Validity and Improvement Suggestions for H9N2 EVEscape Analysis Workflow without DMS Data

Hello @OATML-Markslab-admin @pascalnotin @nikkithadani @sarahgurev and EVEscape team,

I am working on an evolutionary and immune escape analysis of H9N2 avian influenza virus using the EVEscape pipeline. My dataset includes whole-genome sequenced H9N2 viruses isolated, which I have merged with all publicly available H9N2 sequences from the GISAID database.

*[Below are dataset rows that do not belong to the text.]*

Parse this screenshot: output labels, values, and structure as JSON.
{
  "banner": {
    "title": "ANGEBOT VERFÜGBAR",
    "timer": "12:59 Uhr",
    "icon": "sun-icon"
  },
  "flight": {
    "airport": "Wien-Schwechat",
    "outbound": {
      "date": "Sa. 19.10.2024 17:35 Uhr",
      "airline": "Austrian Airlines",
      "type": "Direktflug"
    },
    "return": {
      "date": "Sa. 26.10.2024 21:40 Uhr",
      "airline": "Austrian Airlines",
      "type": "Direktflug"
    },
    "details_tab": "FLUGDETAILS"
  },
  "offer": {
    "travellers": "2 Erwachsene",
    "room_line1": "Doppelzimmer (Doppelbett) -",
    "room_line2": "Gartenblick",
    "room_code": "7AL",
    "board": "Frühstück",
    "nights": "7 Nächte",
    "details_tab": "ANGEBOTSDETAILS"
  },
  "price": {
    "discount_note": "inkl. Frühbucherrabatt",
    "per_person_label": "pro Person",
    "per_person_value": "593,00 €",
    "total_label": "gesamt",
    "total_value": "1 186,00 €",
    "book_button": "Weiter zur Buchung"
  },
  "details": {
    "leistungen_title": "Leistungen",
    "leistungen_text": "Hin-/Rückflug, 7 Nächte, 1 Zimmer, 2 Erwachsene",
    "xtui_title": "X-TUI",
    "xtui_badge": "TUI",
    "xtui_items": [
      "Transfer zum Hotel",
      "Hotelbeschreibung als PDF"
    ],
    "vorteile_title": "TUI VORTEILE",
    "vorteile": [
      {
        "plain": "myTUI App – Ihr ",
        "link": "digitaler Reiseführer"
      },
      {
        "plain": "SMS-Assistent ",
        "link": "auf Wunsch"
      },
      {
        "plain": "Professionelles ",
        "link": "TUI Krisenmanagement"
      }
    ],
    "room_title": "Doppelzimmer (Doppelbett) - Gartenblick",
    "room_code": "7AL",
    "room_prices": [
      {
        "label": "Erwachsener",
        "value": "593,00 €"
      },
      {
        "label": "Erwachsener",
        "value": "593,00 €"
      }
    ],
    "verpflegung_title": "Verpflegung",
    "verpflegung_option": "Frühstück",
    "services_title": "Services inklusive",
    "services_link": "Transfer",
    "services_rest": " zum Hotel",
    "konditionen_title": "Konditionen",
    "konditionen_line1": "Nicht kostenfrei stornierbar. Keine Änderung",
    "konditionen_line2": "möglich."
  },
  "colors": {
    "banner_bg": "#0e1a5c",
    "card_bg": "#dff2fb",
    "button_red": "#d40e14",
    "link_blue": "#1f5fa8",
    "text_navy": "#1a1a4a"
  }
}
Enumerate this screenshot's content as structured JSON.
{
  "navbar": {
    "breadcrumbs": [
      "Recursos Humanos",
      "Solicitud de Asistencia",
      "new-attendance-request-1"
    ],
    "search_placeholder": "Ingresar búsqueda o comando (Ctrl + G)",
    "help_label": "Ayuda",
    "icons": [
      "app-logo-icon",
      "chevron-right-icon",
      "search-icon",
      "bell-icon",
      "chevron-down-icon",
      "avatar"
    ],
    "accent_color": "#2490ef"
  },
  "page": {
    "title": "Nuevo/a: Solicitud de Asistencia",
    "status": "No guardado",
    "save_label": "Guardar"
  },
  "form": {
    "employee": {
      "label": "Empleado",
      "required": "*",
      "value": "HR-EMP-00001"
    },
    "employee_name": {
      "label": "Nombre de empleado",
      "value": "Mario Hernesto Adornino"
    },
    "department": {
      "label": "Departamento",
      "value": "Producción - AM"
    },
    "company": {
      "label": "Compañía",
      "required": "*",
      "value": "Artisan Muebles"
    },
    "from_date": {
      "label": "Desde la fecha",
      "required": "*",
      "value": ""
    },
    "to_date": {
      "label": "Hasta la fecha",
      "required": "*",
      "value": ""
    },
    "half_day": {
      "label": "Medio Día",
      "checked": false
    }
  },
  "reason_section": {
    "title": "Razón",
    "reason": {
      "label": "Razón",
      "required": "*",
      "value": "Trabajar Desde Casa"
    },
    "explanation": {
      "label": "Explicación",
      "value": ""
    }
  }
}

I have designed a workflow based on the repository and related publications, but I would like to confirm if this approach is correct and whether there are specific requirements for the reference sequence or PDB file selection (e.g., should they be derived from early isolates or specific strains).  

---

### **Proposed Workflow:**  

1. **Input Data Preparation:**  
   - **Reference Sequence:**  
     Combine my H9N2 isolates with sequences from GISAID, remove duplicates, and ensure format consistency. Use the HA protein sequence as the reference.  
   - **Multiple Sequence Alignment (MSA):**  
     Perform MSA using MAFFT on all HA protein sequences. Apply filtering to remove low-quality or redundant sequences:  
     - Reweight sequences with a threshold of 0.01 (suitable for viral datasets).  
     - Retain sequences with at least 50% coverage of the reference.  
     - Retain alignment columns with at least 70% coverage.  
   - **PDB Structure:**  
     Use an experimental PDB structure for H9N2 HA if available. Otherwise, generate a predicted structure using AlphaFold or MODELLER.  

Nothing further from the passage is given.